Não há, portanto, inocentes nessa história: ela confirma, uma vez mais, que PSDB e PT são farinha do mesmo saco.

Talvez a maior lição do desastre de Mariana, a bottomline, seja que o Estado sucumbiu de vez à inciativa privada, que a privatização criou - e as relações incestuosas com políticos dos mais diversos partidos deram um poder descomunal a - megaempresas capazes de coagir governos e mídia. Esta ainda disfarça, com uma cobertura de apelo sentimental, mas no fundo pouco interessada em questionar a razão do choro dos afetados, o que demandaria investigação séria sobre as culpas e responsabilidades pela tragédia.

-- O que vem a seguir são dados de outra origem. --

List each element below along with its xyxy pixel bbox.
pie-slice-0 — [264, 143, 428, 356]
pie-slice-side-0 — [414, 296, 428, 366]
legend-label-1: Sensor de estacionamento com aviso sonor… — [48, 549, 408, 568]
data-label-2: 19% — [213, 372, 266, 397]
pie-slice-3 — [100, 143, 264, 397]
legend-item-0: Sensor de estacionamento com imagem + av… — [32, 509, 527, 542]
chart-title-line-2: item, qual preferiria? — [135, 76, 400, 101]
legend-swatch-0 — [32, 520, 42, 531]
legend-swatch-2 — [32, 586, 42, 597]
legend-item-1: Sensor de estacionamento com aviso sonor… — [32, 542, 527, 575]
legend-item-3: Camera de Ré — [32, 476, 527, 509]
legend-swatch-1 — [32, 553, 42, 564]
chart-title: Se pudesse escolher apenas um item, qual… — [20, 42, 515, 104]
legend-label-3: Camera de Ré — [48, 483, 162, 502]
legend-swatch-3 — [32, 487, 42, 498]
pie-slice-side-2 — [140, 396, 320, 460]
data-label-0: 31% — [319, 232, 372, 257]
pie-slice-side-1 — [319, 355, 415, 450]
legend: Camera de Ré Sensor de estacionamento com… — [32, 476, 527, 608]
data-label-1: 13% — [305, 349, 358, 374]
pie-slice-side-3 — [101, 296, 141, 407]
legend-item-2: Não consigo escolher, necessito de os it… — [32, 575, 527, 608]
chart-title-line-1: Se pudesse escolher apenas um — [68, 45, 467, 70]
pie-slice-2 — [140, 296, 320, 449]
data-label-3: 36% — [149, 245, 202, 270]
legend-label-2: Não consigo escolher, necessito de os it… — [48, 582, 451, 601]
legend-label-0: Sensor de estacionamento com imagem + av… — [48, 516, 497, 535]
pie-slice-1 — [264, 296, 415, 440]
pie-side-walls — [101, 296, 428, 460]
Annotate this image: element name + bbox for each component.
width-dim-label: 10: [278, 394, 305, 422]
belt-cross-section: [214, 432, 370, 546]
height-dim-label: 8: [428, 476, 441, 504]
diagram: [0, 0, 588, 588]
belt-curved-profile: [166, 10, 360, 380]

Já a indistinção entre interesses públicos e privados é ainda mais patente. Torna-se cristalina na inacreditável atuação de Fernando Pimentel em defesa da Samarco, um governador que tem o desplante de se dirigir ao público, em pronunciamento oficial, de dentro da sede da empresa - onde fica localizado, aliás, longe da vista da população e da imprensa, o Centro de Operação e Buscas.

O certo é que a lama tóxica de Mariana, que ora se alastra pelo Espírito Santo, é, muito provavelmente, o primeiro dos grandes desastres que a fúria desenvolvimentista e o desleixo para com a regulamentação ambiental legarão ao país. 

E que tendem a se repetir enquanto a ecologia e o ambientalismo forem considerados excentricidades e empecilhos, e não a única garantia de desenvolvimento sustentável, de continuidade da vida de pessoas, animais, rios e ecossistemas.